The Office 3×22
David Wallace: Michael? I am calling to see if you would come down and interview for a job we have opening up in corporate. ....
Michael Scott: Wow. I wish I had prepared something to say.
David Wallace: That's not necessary.
May God guide you in your quest.
Michael Scott: David Wallace: .... Yes.
Michael Scott: What happens to a company if somebody takes a boss away?.. I will answer your question with a question. It's like what happens to a chicken when you take its head away. It dies. Unless you find a new head. I need to see which one of these people have the skills to be a chicken head.
Pam Beesly: You want me to write down people's indefinable qualities?

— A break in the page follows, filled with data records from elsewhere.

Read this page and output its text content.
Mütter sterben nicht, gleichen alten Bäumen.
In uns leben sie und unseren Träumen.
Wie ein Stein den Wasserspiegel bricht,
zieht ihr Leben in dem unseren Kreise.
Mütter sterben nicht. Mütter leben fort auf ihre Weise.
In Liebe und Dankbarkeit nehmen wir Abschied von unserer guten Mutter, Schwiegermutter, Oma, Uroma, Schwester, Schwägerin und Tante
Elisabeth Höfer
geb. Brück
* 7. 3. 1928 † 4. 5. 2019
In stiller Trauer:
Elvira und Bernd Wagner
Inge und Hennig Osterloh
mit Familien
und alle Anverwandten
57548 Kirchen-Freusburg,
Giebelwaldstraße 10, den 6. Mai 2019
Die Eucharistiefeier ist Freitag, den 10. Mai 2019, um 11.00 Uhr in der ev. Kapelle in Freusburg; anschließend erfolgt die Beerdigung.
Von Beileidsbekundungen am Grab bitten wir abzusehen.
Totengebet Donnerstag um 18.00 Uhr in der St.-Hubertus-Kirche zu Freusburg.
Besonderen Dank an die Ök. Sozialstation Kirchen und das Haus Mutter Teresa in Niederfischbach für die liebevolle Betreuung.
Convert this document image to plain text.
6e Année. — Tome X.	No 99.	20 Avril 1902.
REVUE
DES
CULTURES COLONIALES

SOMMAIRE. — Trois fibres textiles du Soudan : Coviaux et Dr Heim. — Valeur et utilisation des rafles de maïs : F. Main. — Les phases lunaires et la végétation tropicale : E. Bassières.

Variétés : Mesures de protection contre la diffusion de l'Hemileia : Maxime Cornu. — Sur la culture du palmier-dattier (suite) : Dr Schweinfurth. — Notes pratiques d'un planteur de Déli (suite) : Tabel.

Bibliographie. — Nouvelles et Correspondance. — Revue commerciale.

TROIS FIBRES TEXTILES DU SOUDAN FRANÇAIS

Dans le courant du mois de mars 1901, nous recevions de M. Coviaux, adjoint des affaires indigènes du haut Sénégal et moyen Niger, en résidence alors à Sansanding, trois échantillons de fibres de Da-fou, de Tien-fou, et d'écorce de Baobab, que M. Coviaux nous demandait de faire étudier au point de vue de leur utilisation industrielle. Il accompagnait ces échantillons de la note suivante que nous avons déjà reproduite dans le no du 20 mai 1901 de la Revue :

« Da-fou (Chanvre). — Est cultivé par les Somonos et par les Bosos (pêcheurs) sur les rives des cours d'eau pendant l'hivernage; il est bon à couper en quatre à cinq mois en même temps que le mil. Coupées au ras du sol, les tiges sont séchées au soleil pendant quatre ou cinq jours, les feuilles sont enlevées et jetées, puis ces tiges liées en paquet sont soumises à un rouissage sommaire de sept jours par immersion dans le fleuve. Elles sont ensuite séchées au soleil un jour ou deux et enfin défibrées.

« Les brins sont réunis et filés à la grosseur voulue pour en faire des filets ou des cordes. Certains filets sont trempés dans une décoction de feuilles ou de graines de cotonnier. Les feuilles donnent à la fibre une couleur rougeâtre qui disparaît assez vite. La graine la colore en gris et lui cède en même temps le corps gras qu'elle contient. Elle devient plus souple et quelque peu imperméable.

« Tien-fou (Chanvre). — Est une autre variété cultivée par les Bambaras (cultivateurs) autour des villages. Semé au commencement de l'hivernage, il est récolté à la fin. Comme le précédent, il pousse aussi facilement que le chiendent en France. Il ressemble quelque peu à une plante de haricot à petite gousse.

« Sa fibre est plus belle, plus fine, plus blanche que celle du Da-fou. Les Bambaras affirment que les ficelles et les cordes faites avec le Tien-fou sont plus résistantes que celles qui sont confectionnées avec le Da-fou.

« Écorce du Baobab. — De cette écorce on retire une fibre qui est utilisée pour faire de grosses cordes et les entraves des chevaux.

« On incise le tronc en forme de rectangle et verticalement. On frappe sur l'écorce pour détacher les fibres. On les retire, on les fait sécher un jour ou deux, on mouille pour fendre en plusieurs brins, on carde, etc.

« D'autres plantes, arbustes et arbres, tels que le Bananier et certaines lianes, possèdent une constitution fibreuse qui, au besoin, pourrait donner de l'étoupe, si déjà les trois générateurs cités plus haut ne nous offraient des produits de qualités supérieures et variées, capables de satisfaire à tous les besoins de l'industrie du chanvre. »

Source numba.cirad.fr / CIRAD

Michael Scott: I want you to write down everything that people are doing all day and then type it up in a way that is helpful. All right?
Pam Beesly: I have the most boring job in the office. So why wouldn't I have the most boring job on Beach Day?
Michael Scott: We are all participating in mandatory fun activities. Funtivities. And there is a special secret prize for the winner.
Dwight Schrute: Yes! Funtivities!! I knew it wasn't just a trip to the beach!!
Michael Scott: Okay, you know what? Your enthusiasm's turning people off.
Michael Scott: Jim Halpert. Pros: Smart, cool, good-looking. Remind you of anybody you know?.. Cons: Not a hard worker. I can spend all day on a project, and he will finish the same project in half an hour. So that should tell you something...
Michael Scott: Dwight is an obvious candidate for my job. He has the best sales record in the office. He loves the work. He is, however, an idiot.
Michael Scott: Stanley, your team name?
Stanley Hudson: I don't care what you call my team.
Michael Scott: Then I will name your team the Red Team.
Stanley Hudson: No, the Blue Team.
Michael Scott: I am also considering Stanley because of all the good that black people have done for America.
Stanley Hudson: I would rather work for an upturned broom with a bucket for a head than work for somebody else in this office besides myself. Game on.
Michael Scott: I knew that finding a successor would be difficult. I did not know that it would be impossible.
Michael Scott: Who's ahead in points?
Pam Beesly: I think they're even. At various times you gave Jim 10 points, Dwight a gold star, and Stanley a thumbs-up. And I don't really know how to compare those units.
Michael Scott: Well, check to see if there is a conversion chart in that notebook.
Pam Beesly: I really doubt it, Michael.
Michael Scott: Please, just check!
Michael Scott: You know what? If I had to pick my replacement based on today, it would be Mr. Outside Hire.
Angela Martin: Or Mrs. Outside Hire.